Que nous réserve l’avenir ?
Pour les investisseurs indiens, l’objectif devrait être de protéger leurs objectifs à lengthy terme tout en utilisant la volatilité pour renforcer la qualité du portefeuille. Dans le scénario de base, où le conflit reste contenu et les prix du pétrole ne restent pas significativement élevés, l’affect sur l’Inde devrait être gérable. Même dans un scénario plus défavorable, la bonne réponse est une gestion disciplinée et systématique des risques, et non des mesures extrêmes de sort « tout ou rien ».

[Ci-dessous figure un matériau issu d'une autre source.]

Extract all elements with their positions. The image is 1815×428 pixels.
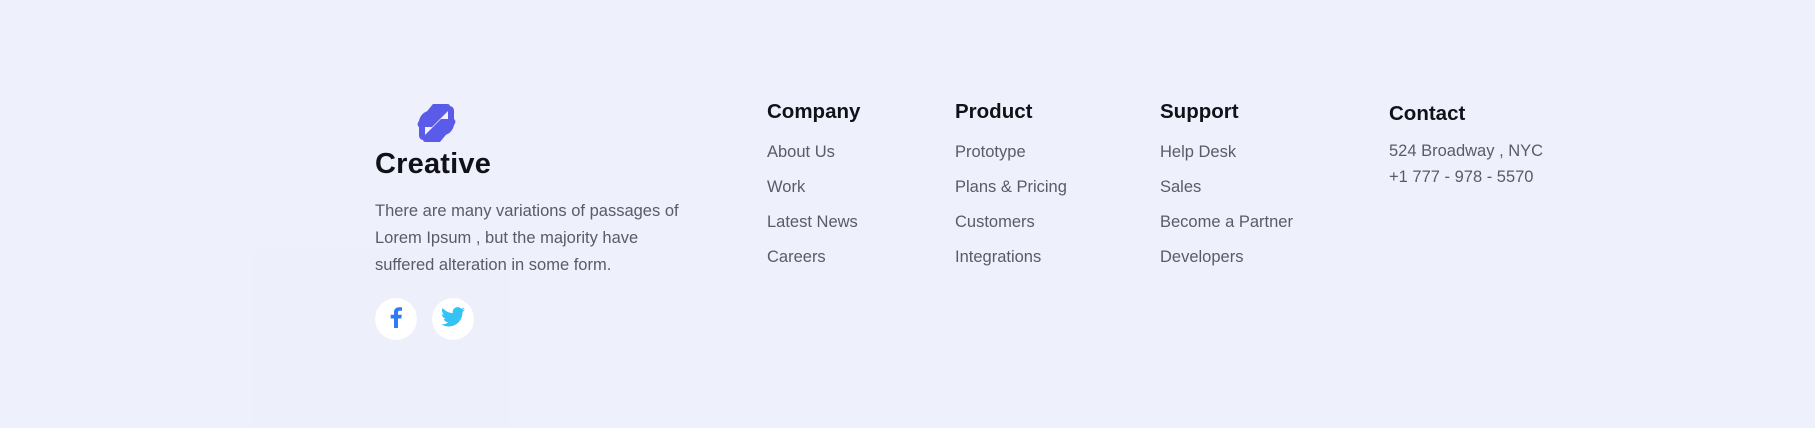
support-link-help-desk[interactable]: Help Desk: [1160, 142, 1293, 177]
contact-column: Contact 524 Broadway , NYC +1 777 - 978 …: [1389, 102, 1543, 190]
support-column: Support Help Desk Sales Become a Partner…: [1160, 100, 1293, 282]
contact-phone[interactable]: +1 777 - 978 - 5570: [1389, 164, 1543, 190]
company-link-about-us[interactable]: About Us: [767, 142, 860, 177]
company-link-latest-news[interactable]: Latest News: [767, 212, 860, 247]
support-link-sales[interactable]: Sales: [1160, 177, 1293, 212]
brand-description: There are many variations of passages of…: [375, 202, 679, 274]
product-link-customers[interactable]: Customers: [955, 212, 1067, 247]
product-column: Product Prototype Plans & Pricing Custom…: [955, 100, 1067, 282]
company-link-work[interactable]: Work: [767, 177, 860, 212]
product-link-plans-pricing[interactable]: Plans & Pricing: [955, 177, 1067, 212]
brand-logo-icon[interactable]: [407, 98, 467, 146]
company-heading: Company: [767, 100, 861, 123]
product-link-integrations[interactable]: Integrations: [955, 247, 1067, 282]
facebook-button[interactable]: [375, 298, 417, 340]
company-column: Company About Us Work Latest News Career…: [767, 100, 860, 282]
contact-address: 524 Broadway , NYC: [1389, 142, 1544, 160]
support-link-developers[interactable]: Developers: [1160, 247, 1293, 282]
support-heading: Support: [1160, 100, 1239, 123]
twitter-icon: [441, 306, 465, 332]
contact-heading: Contact: [1389, 102, 1466, 125]
product-link-prototype[interactable]: Prototype: [955, 142, 1067, 177]
support-link-become-partner[interactable]: Become a Partner: [1160, 212, 1293, 247]
product-heading: Product: [955, 100, 1033, 123]
twitter-button[interactable]: [432, 298, 474, 340]
brand-name: Creative: [375, 148, 492, 180]
company-link-careers[interactable]: Careers: [767, 247, 860, 282]
facebook-icon: [389, 306, 403, 333]
social-links: [375, 298, 474, 340]
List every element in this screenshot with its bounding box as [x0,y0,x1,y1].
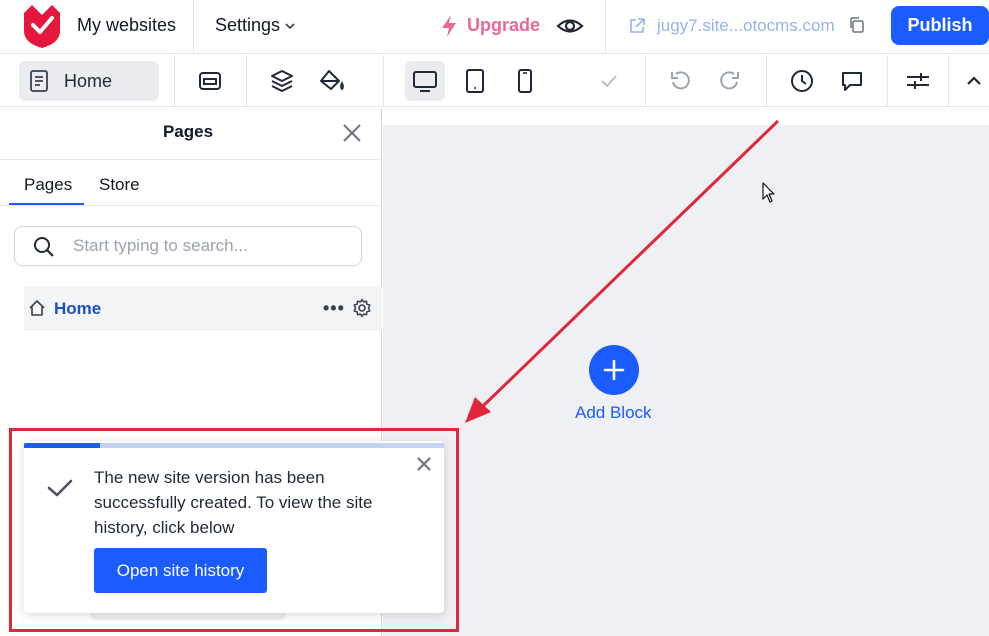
undo-icon[interactable] [666,67,694,95]
gear-icon[interactable] [352,298,372,318]
divider [0,159,382,160]
home-icon [29,300,45,316]
publish-button[interactable]: Publish [891,6,989,45]
current-page-selector[interactable]: Home [19,61,159,101]
lightning-icon[interactable] [440,14,458,38]
divider [766,55,767,107]
sections-icon[interactable] [196,67,224,95]
my-websites-link[interactable]: My websites [77,15,176,36]
page-item-home[interactable]: Home ••• [24,286,382,331]
divider [605,0,606,54]
open-site-history-button[interactable]: Open site history [94,548,267,593]
toast-progress-track [24,443,444,448]
divider [887,55,888,107]
tab-store[interactable]: Store [99,175,140,195]
search-box[interactable] [14,226,362,266]
mobile-icon[interactable] [511,67,539,95]
close-icon[interactable] [341,122,363,144]
page-name[interactable]: Home [54,299,101,319]
divider [948,55,949,107]
divider [383,55,384,107]
document-icon [30,70,48,92]
divider [645,55,646,107]
checkmark-icon [47,479,73,497]
plus-icon [603,359,625,381]
divider [0,205,382,206]
top-bar: My websites Settings Upgrade jugy7.site.… [0,0,989,54]
toast-message: The new site version has been successful… [94,468,373,537]
copy-icon[interactable] [848,16,866,34]
panel-title: Pages [162,122,214,141]
divider [193,0,194,54]
search-input[interactable] [73,228,353,264]
chevron-down-icon[interactable] [284,20,296,32]
add-block-button[interactable] [589,345,639,395]
comment-icon[interactable] [838,67,866,95]
tablet-icon[interactable] [461,67,489,95]
success-toast: The new site version has been successful… [24,441,444,613]
more-options-icon[interactable]: ••• [323,298,345,319]
close-icon[interactable] [415,455,433,473]
editor-toolbar: Home [0,55,989,107]
mouse-cursor-icon [762,182,775,203]
sliders-icon[interactable] [904,67,932,95]
layers-icon[interactable] [268,67,296,95]
settings-menu[interactable]: Settings [215,15,280,36]
add-block-label[interactable]: Add Block [575,403,652,423]
desktop-icon[interactable] [411,67,439,95]
empty-page-area[interactable] [383,125,989,636]
site-url-link[interactable]: jugy7.site...otocms.com [657,16,835,36]
current-page-label: Home [64,71,113,91]
divider [246,55,247,107]
redo-icon[interactable] [716,67,744,95]
search-icon [34,237,54,257]
chevron-up-icon[interactable] [960,67,988,95]
paint-bucket-icon[interactable] [318,67,346,95]
eye-icon[interactable] [556,14,584,38]
toast-progress-bar [24,443,100,448]
app-logo-icon[interactable] [18,1,66,49]
tab-pages[interactable]: Pages [24,175,72,195]
history-clock-icon[interactable] [788,67,816,95]
external-link-icon[interactable] [628,17,646,35]
upgrade-button[interactable]: Upgrade [467,15,540,36]
divider [174,55,175,107]
check-icon[interactable] [595,67,623,95]
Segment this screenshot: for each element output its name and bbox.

Au cours des 12 à 24 prochains mois, je recommande un cadre en trois étapes :
Stabiliser : réaffirmez vos réserves d’urgence et réduisez les dettes inutiles, afin que les décisions ne soient pas forcées par le stress. Systématiser : poursuivre ou améliorer les SIP et utiliser des règles claires et prédéfinies pour guider votre déploiement. Capitaliser : recourir aux corrections pour améliorer la qualité du portefeuille et, pour ceux qui en ont la capacité, envisager des allocations calibrées vers des stratégies d’allocation d’actifs dynamiques. Les guerres et les crises vont et viennent. Toutefois, l’histoire de la croissance et de la financiarisation à lengthy terme de l’Inde se déroule sur plusieurs décennies. Pour les investisseurs qui restent alignés sur cet horizon, rester calme, liquide et discipliné sera probablement la stratégie la plus gratifiante.